We are working on a discussion paper, PLUS Politics brief, blogs and more. Watch this space. 


The politics of environmental impact assessments 

Environmental impact assessments, or EIAs, are a prerequisite for most extractive projects. They are expected to be a tool for mitigating and managing projects’ potentially extensive environmental impacts. They are also intended to serve as the basis for participatory decision-making. But, more often than not, EIAs only partially meet these objectives.

Our work looks at the way in which political realities limit the effectiveness of EIA processes. We also aim to offer new perspectives on how to understand and address more systematically the key elements of political contexts that can shape EIA processes. Among other activities, we are applying such analyses to development corridors for a chapter in a forthcoming volume from the Development Corridors Partnership.

We are working on a discussion paper, PLUS Politics brief, blogs and more. Watch this space. 


Empowering and incentivizing reformers

Government institutions are made of people, and people have interests and differing levels of power, over each other and over particular issue areas. To secure commitment and to succeed in reform implementation, actors within government (and beyond it) must have an interest in advancing those reforms and the requisite power to do so. Quite frequently when it comes to extractives governance, we find one and not the other – those possessing power do not not have an interest in genuine reforms, and those with an interest in reforms lack the power to advance these effectively .

Our work explores the latter, instances of would-be reformers, with a genuine interest in advancing reforms  but lacking the power to make progress, or facing disincentives for attempting to do so.  We ask, can global actors do anything to help “reformers” translate good intentions into good practice more effectively?

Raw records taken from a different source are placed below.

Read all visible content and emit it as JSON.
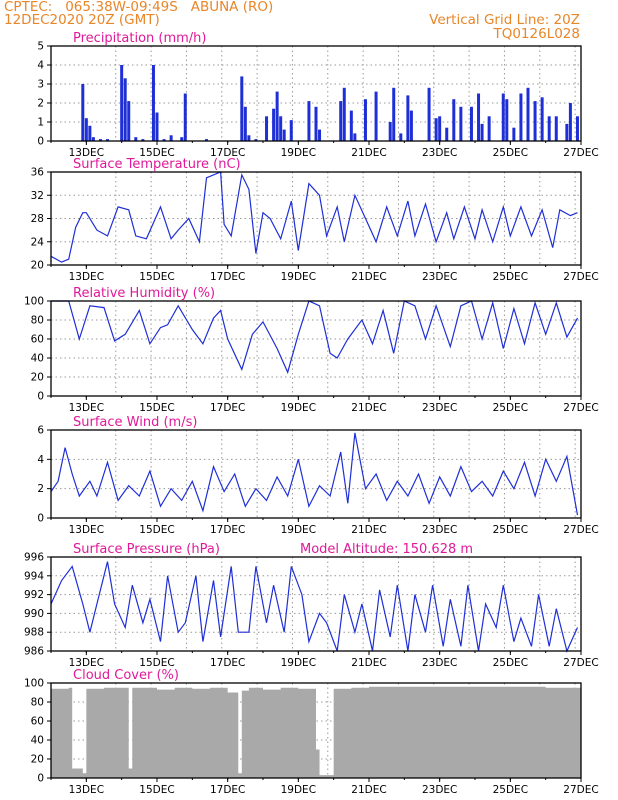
{
  "header": {
    "line1": "CPTEC:   065:38W-09:49S   ABUNA (RO)",
    "line2": "12DEC2020 20Z (GMT)",
    "right1": "Vertical Grid Line: 20Z",
    "right2": "TQ0126L028"
  },
  "colors": {
    "header": "#e8862a",
    "title": "#e0199a",
    "series": "#1f2fd6",
    "cloud": "#a9a9a9",
    "grid": "#9a9a9a"
  },
  "x_ticks": [
    "13DEC",
    "15DEC",
    "17DEC",
    "19DEC",
    "21DEC",
    "23DEC",
    "25DEC",
    "27DEC"
  ],
  "chart_data": [
    {
      "type": "bar",
      "title": "Precipitation  (mm/h)",
      "x": [
        "12.9",
        "13.0",
        "13.1",
        "13.2",
        "13.4",
        "13.6",
        "14.0",
        "14.1",
        "14.2",
        "14.4",
        "14.6",
        "14.9",
        "15.0",
        "15.2",
        "15.4",
        "15.7",
        "15.8",
        "16.4",
        "17.4",
        "17.5",
        "17.6",
        "17.8",
        "18.1",
        "18.3",
        "18.4",
        "18.5",
        "18.6",
        "18.8",
        "19.3",
        "19.5",
        "19.6",
        "20.2",
        "20.3",
        "20.5",
        "20.6",
        "20.9",
        "21.2",
        "21.6",
        "21.7",
        "21.9",
        "22.1",
        "22.2",
        "22.7",
        "22.9",
        "23.0",
        "23.2",
        "23.4",
        "23.6",
        "23.9",
        "24.1",
        "24.2",
        "24.4",
        "24.8",
        "24.9",
        "25.1",
        "25.3",
        "25.5",
        "25.7",
        "25.9",
        "26.1",
        "26.3",
        "26.6",
        "26.7",
        "26.9"
      ],
      "values": [
        3.0,
        1.2,
        0.8,
        0.2,
        0.1,
        0.1,
        4.0,
        3.3,
        2.1,
        0.2,
        0.1,
        4.0,
        1.5,
        0.1,
        0.3,
        0.2,
        2.5,
        0.1,
        3.4,
        1.8,
        0.3,
        0.1,
        1.3,
        1.7,
        2.6,
        1.3,
        0.6,
        1.1,
        2.1,
        1.8,
        0.6,
        2.1,
        2.8,
        1.6,
        0.4,
        2.2,
        2.6,
        1.0,
        2.8,
        0.4,
        2.4,
        1.6,
        2.8,
        1.2,
        1.3,
        0.7,
        2.2,
        1.8,
        1.8,
        2.5,
        0.9,
        1.3,
        2.5,
        2.2,
        0.7,
        2.5,
        2.8,
        2.1,
        2.3,
        1.3,
        1.3,
        0.9,
        2.0,
        1.3
      ],
      "ylim": [
        0,
        5
      ]
    },
    {
      "type": "line",
      "title": "Surface Temperature (nC)",
      "x": [
        12.0,
        12.3,
        12.5,
        12.7,
        12.9,
        13.0,
        13.3,
        13.6,
        13.9,
        14.2,
        14.4,
        14.7,
        15.1,
        15.4,
        15.6,
        15.9,
        16.2,
        16.4,
        16.8,
        16.9,
        17.1,
        17.4,
        17.6,
        17.8,
        18.0,
        18.2,
        18.5,
        18.8,
        19.0,
        19.3,
        19.6,
        19.8,
        20.1,
        20.3,
        20.6,
        20.9,
        21.2,
        21.5,
        21.8,
        22.1,
        22.3,
        22.6,
        22.9,
        23.2,
        23.4,
        23.7,
        24.0,
        24.2,
        24.5,
        24.8,
        25.0,
        25.3,
        25.6,
        25.9,
        26.2,
        26.4,
        26.7,
        26.9
      ],
      "values": [
        21.5,
        20.5,
        21.0,
        26.5,
        29.0,
        29.0,
        26.0,
        25.0,
        30.0,
        29.5,
        25.0,
        24.5,
        30.0,
        24.5,
        26.0,
        28.0,
        24.0,
        35.0,
        36.0,
        27.0,
        25.0,
        35.5,
        33.0,
        22.0,
        29.0,
        28.0,
        24.5,
        31.0,
        22.5,
        34.0,
        32.0,
        25.0,
        30.0,
        24.0,
        32.0,
        28.0,
        24.0,
        30.0,
        25.0,
        31.0,
        25.0,
        30.5,
        24.0,
        29.0,
        24.5,
        30.0,
        24.5,
        29.5,
        24.0,
        30.0,
        25.0,
        30.0,
        25.0,
        29.5,
        23.0,
        29.5,
        28.5,
        29.0
      ],
      "ylim": [
        20,
        36
      ]
    },
    {
      "type": "line",
      "title": "Relative Humidity (%)",
      "x": [
        12.0,
        12.5,
        12.8,
        13.1,
        13.5,
        13.8,
        14.1,
        14.5,
        14.8,
        15.1,
        15.3,
        15.6,
        16.0,
        16.3,
        16.6,
        16.8,
        17.0,
        17.4,
        17.7,
        18.0,
        18.4,
        18.7,
        19.0,
        19.3,
        19.6,
        19.9,
        20.1,
        20.4,
        20.8,
        21.1,
        21.4,
        21.7,
        22.0,
        22.3,
        22.6,
        22.9,
        23.3,
        23.6,
        23.9,
        24.2,
        24.5,
        24.8,
        25.1,
        25.4,
        25.7,
        26.0,
        26.3,
        26.6,
        26.9
      ],
      "values": [
        100,
        100,
        60,
        95,
        93,
        58,
        65,
        90,
        55,
        72,
        75,
        95,
        70,
        55,
        82,
        90,
        60,
        28,
        65,
        78,
        50,
        25,
        65,
        100,
        95,
        45,
        40,
        60,
        80,
        55,
        90,
        45,
        100,
        95,
        60,
        95,
        52,
        95,
        100,
        60,
        98,
        50,
        92,
        55,
        98,
        65,
        98,
        62,
        82
      ],
      "ylim": [
        0,
        100
      ]
    },
    {
      "type": "line",
      "title": "Surface Wind (m/s)",
      "x": [
        12.0,
        12.2,
        12.4,
        12.6,
        12.8,
        13.1,
        13.3,
        13.6,
        13.9,
        14.2,
        14.5,
        14.8,
        15.1,
        15.4,
        15.7,
        16.0,
        16.3,
        16.6,
        16.9,
        17.2,
        17.5,
        17.8,
        18.1,
        18.4,
        18.7,
        19.0,
        19.3,
        19.6,
        19.9,
        20.2,
        20.4,
        20.6,
        20.9,
        21.2,
        21.5,
        21.8,
        22.1,
        22.4,
        22.7,
        23.0,
        23.3,
        23.6,
        23.9,
        24.2,
        24.5,
        24.8,
        25.1,
        25.4,
        25.7,
        26.0,
        26.3,
        26.6,
        26.9
      ],
      "values": [
        1.8,
        2.5,
        4.8,
        3.0,
        1.5,
        2.5,
        1.5,
        3.8,
        1.2,
        2.2,
        1.5,
        3.2,
        0.8,
        2.0,
        1.2,
        2.5,
        0.5,
        3.5,
        1.8,
        3.0,
        0.8,
        2.0,
        1.2,
        2.8,
        1.5,
        4.0,
        0.8,
        2.2,
        1.5,
        4.5,
        1.0,
        5.8,
        2.0,
        3.0,
        1.2,
        2.5,
        1.5,
        3.0,
        1.0,
        2.8,
        1.5,
        3.5,
        1.8,
        2.5,
        1.5,
        3.2,
        2.0,
        3.8,
        1.5,
        4.0,
        2.5,
        4.2,
        0.2
      ],
      "ylim": [
        0,
        6
      ]
    },
    {
      "type": "line",
      "title": "Surface Pressure (hPa)",
      "annotation": "Model Altitude: 150.628  m",
      "x": [
        12.0,
        12.3,
        12.6,
        12.9,
        13.1,
        13.3,
        13.6,
        13.8,
        14.1,
        14.3,
        14.6,
        14.8,
        15.1,
        15.3,
        15.6,
        15.8,
        16.1,
        16.3,
        16.6,
        16.8,
        17.1,
        17.3,
        17.6,
        17.8,
        18.1,
        18.3,
        18.6,
        18.8,
        19.1,
        19.3,
        19.6,
        19.8,
        20.1,
        20.3,
        20.6,
        20.8,
        21.1,
        21.3,
        21.6,
        21.8,
        22.1,
        22.3,
        22.6,
        22.8,
        23.1,
        23.3,
        23.6,
        23.8,
        24.1,
        24.3,
        24.6,
        24.8,
        25.1,
        25.3,
        25.6,
        25.8,
        26.1,
        26.3,
        26.6,
        26.9
      ],
      "values": [
        991,
        993.5,
        995,
        991,
        988,
        991,
        995.5,
        991,
        988.5,
        993,
        989,
        991.5,
        987,
        994,
        988,
        989,
        994,
        987,
        993.5,
        987.5,
        995,
        988,
        988,
        995,
        989,
        993,
        988,
        995,
        992,
        987,
        990,
        989,
        986,
        992,
        988,
        991,
        986,
        992.5,
        987.5,
        993,
        986,
        992,
        988,
        993,
        986.5,
        991.5,
        986.5,
        993,
        986,
        991,
        988.5,
        993,
        987,
        989.5,
        986.5,
        992,
        986.5,
        990.5,
        986,
        988.5
      ],
      "ylim": [
        986,
        996
      ]
    },
    {
      "type": "bar",
      "title": "Cloud Cover (%)",
      "x": [
        12.0,
        12.5,
        12.6,
        12.9,
        13.0,
        13.5,
        14.2,
        14.3,
        15.0,
        15.5,
        16.0,
        16.5,
        17.0,
        17.3,
        17.4,
        17.6,
        18.0,
        18.5,
        19.0,
        19.5,
        19.6,
        20.0,
        20.5,
        21.0,
        22.0,
        23.0,
        24.0,
        25.0,
        26.0,
        27.0
      ],
      "values": [
        94,
        95,
        10,
        5,
        94,
        95,
        10,
        95,
        93,
        95,
        94,
        95,
        90,
        5,
        92,
        95,
        93,
        95,
        94,
        30,
        3,
        94,
        95,
        96,
        96,
        96,
        96,
        96,
        95,
        95
      ],
      "ylim": [
        0,
        100
      ]
    }
  ]
}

To grapple with this question, we are conducting interviews with a range of government actors to better understand the nature of the challenges facing would-be reformers. We consider whether and how global actors hoping to get more traction through allies committed to good governance might address these challenges.

We will share an analysis of our research in a discussion paper, which will then be used as the basis for a workshop to refine our thinking.”

We are working on a discussion paper, PLUS Politics brief, blogs and more. Watch this space. 


How did we get here? 

Our work was informed and guided by our Executive Sessions on the Politics of Extractive Industries, a policy innovation lab led by academics and practitioners from across the world. Over the course of two years and four meetings, the group identified and framed key issues, produced practical insights, and offered new strategies and tangible guidance to address the political aspects of the governance of the sector and the implementation of context-specific solutions.